Frauen sind überproportional häufiger von häuslicher Gewalt/Partnergewalt betroffen als Männer. In Österreich ist jede 5. Frau Opfer von Gewalt durch ihren eigenen Partner, daher nennt man Gewalt an Frauen geschlechtsspezifische Gewalt. Und jährlich werden mehr als 2 Frauen pro Monat von ihrem Partner ermordet.
Auch Kinder und Jugendliche sind häufig von häuslicher Gewalt betroffen, sei es direkt oder indirekt.

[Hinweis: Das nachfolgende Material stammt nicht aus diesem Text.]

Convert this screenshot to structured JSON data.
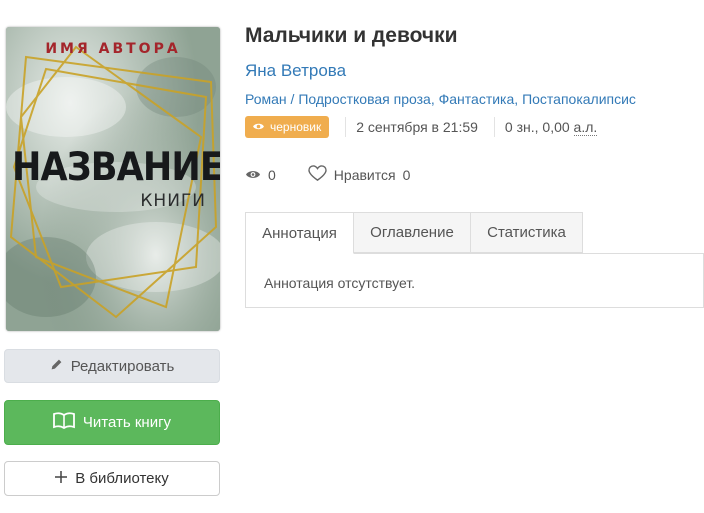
{
  "cover": {
    "author_text": "ИМЯ АВТОРА",
    "title_text": "НАЗВАНИЕ",
    "subtitle_text": "КНИГИ"
  },
  "buttons": {
    "edit_label": "Редактировать",
    "read_label": "Читать книгу",
    "library_label": "В библиотеку",
    "edit_icon": "pencil-icon",
    "read_icon": "open-book-icon",
    "library_icon": "plus-icon"
  },
  "book": {
    "title": "Мальчики и девочки",
    "author": "Яна Ветрова",
    "genres": [
      "Роман",
      "Подростковая проза",
      "Фантастика",
      "Постапокалипсис"
    ],
    "status_badge": "черновик",
    "date": "2 сентября в 21:59",
    "size_prefix": "0 зн., 0,00 ",
    "size_unit": "а.л."
  },
  "stats": {
    "views": "0",
    "likes_label": "Нравится",
    "likes": "0"
  },
  "tabs": [
    {
      "label": "Аннотация",
      "active": true
    },
    {
      "label": "Оглавление",
      "active": false
    },
    {
      "label": "Статистика",
      "active": false
    }
  ],
  "annotation_text": "Аннотация отсутствует.",
  "colors": {
    "link": "#337ab7",
    "badge": "#f0ad4e",
    "read_button": "#5cb85c",
    "cover_author": "#a4252b"
  }
}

Studien belegen, dass in 70 Prozent der Fälle, in den Frauen Gewalt durch die eigenen Ehemänner und Lebensgefährten erleben, auch die Kinder misshandelt werden. Je häufiger und schwerer Frauen misshandelt werden, desto gravierender und massiver ist auch die Gewaltanwendung an Kindern. Aber auch dann, wenn Kinder nicht Gewalt am eigenen Leib erleben, so wird ihnen durch das Miterleben an Misshandlungen und Drohungen gegenüber der Mutter Gewalt angetan.
Meist sind Männer diejenigen, die Gewalt an Frauen und Kindern ausüben. Es gibt keine typischen Gewalttäter. In der Öffentlichkeit scheinen diese Menschen freundlich und im Umgang mit Frauen und Kindern fürsorglich zu sein. Meist sind sie nur hinter verschlossenen Türen gewalttätig, verletzend und kontrollierend. Gewalt an Frauen und Kindern passiert nie aus Versehen. Es geschieht nicht, weil jemand unter Stress steht oder zu viel getrunken hat oder arbeitslos ist. Gewalt wird in der Regel bewusst eingesetzt, um einen anderen zu erniedrigen, zu kontrollieren und „klein“ zu machen. Die meisten Gewalttäter übernehmen keine Verantwortung für ihr Handeln und Tun, sondern sie haben viele Argumente, Rechtfertigungen und Entschuldigungen parat. Nur wenige sind bereit, ihr gewalttätiges Verhalten als ihr Problem anzuerkennen, an dem sie arbeiten müssen.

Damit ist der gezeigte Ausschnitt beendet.